Der vorderste Hirte, der dem Betrachter den Rücken zuwendet, breitet liebevoll seine Arme aus, um mit Maria, Josef und den beiden anderen knienden Hirten einen schützenden Kreis um das Kind zu bilden. Und doch ist dieser Kreis nicht geschlossen, gerade so, als sollten bald noch andere hinzukommen, um das Kind anzubeten. Das Bild holt uns als Betrachter in diese Szenerie hinein.

Egal, was unsere Welt zurzeit so finster macht. Ob Schuldenkrise oder nie endende Gewalt in der Welt, ob persönliche Niederlagen oder Schicksalsschläge, zu Weihnachten werden wir hinzugerufen und hineingeholt in die Krippenszenerie, wo Hirten und Könige schon lange vor uns den Heiland der Welt besucht haben. Auch wir sollen staunen mit Ehrfurcht und großer Freude.

Christus, das Licht der Welt, will auch unsere Herzen erhellen und froh machen.
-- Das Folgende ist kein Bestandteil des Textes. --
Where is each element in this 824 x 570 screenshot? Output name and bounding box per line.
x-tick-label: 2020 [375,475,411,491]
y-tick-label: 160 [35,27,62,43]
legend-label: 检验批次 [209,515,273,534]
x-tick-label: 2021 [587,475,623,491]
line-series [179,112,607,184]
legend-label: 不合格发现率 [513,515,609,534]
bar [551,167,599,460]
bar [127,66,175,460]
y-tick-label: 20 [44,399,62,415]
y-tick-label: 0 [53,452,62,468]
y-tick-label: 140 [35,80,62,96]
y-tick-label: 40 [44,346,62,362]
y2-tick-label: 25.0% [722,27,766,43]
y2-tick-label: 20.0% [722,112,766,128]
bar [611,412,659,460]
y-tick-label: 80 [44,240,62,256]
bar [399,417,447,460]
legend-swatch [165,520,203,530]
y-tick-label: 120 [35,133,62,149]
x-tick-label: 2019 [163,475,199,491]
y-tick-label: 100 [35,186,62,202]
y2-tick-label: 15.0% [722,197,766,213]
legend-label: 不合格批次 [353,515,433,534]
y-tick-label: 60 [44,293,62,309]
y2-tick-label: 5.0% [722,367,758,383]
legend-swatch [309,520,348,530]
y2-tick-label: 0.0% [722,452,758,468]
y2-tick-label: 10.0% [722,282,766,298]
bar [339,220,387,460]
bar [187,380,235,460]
"Christ, der Retter ist da!" so singen wir am Heiligen Abend und zu Weihnachten. Wir tun dies in Anlehnung an eine jahrhundertealte Tradition, aber ebenso, weil wir uns damit der Gegenwart Gottes in der Welt vergewissern wollen.
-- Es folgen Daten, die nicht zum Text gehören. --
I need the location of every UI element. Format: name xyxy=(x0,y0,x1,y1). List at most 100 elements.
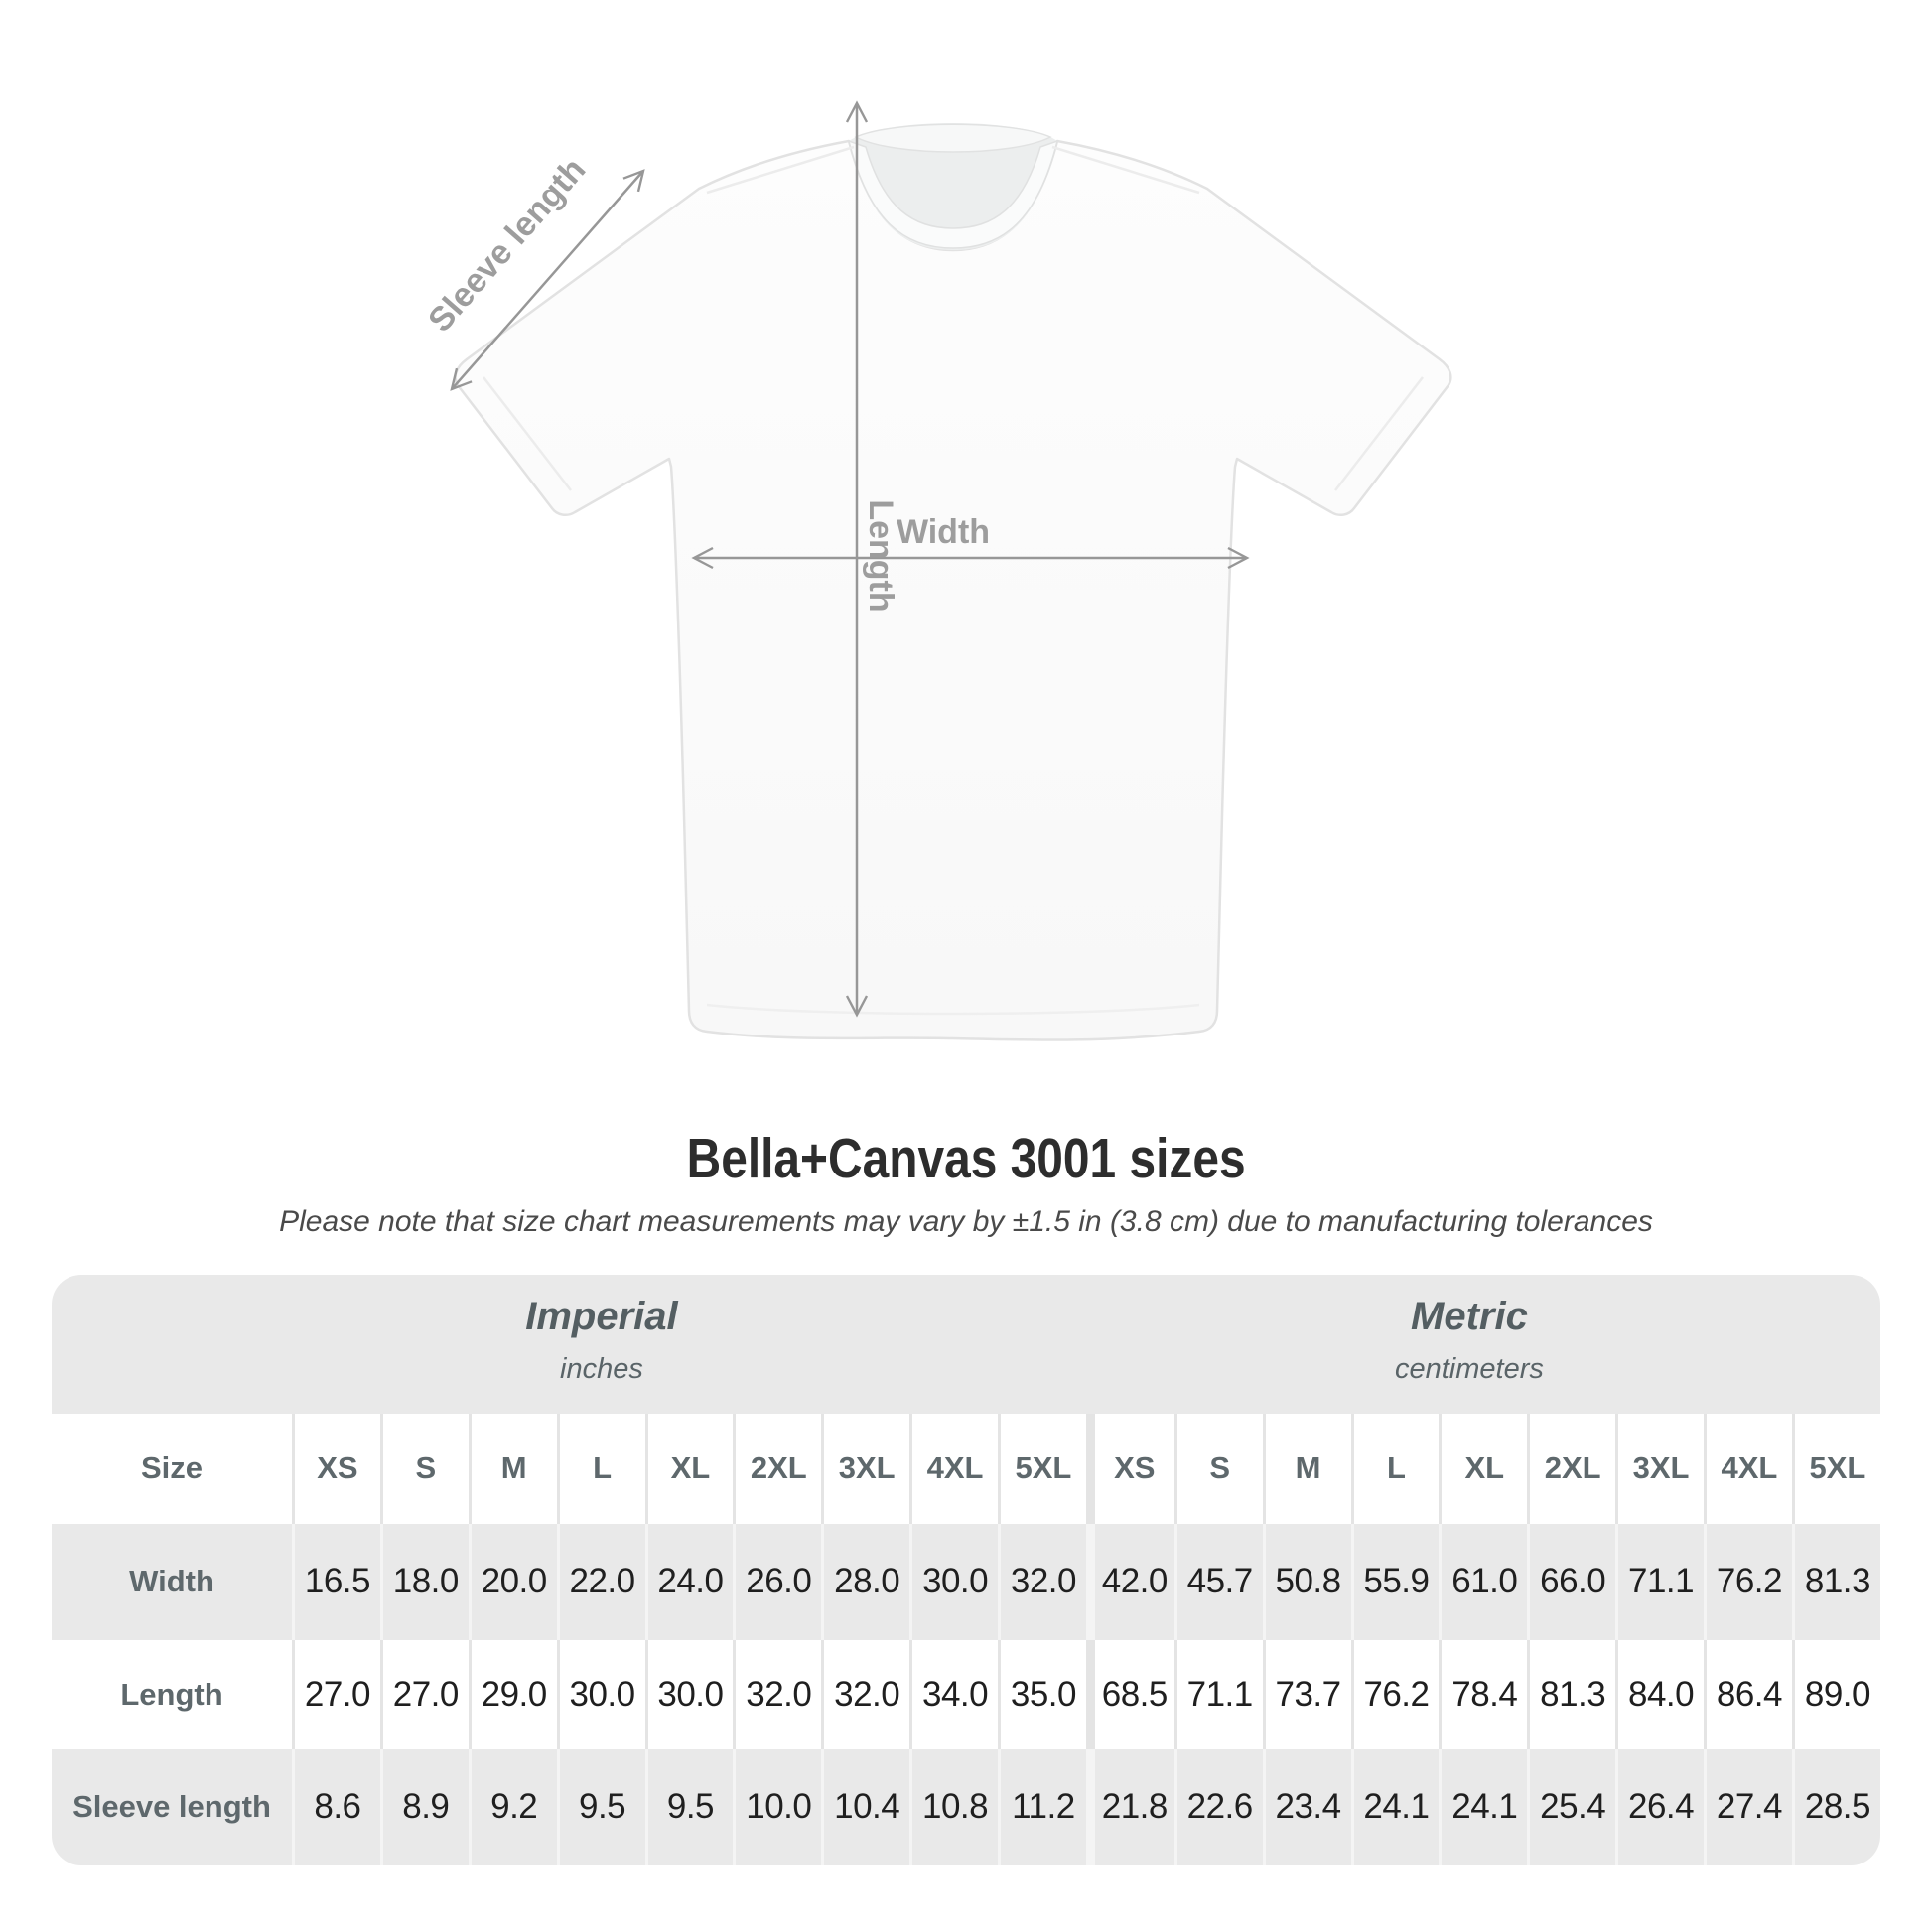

Auch die Krippenspiele in den Gottesdiensten am Heiligen Abend haben diesen Sinn. Dazu lade ich Sie herzlich in Pfingsten's Scheune in Algesdorf (Heiligabend 17 Uhr) und in die St. Jacobi - Kirche in Rodenberg (Heiligabend 16.30 Uhr) ein. Bis dahin wünsche ich Ihnen und Ihren Angehörigen eine gesegnete Adventszeit.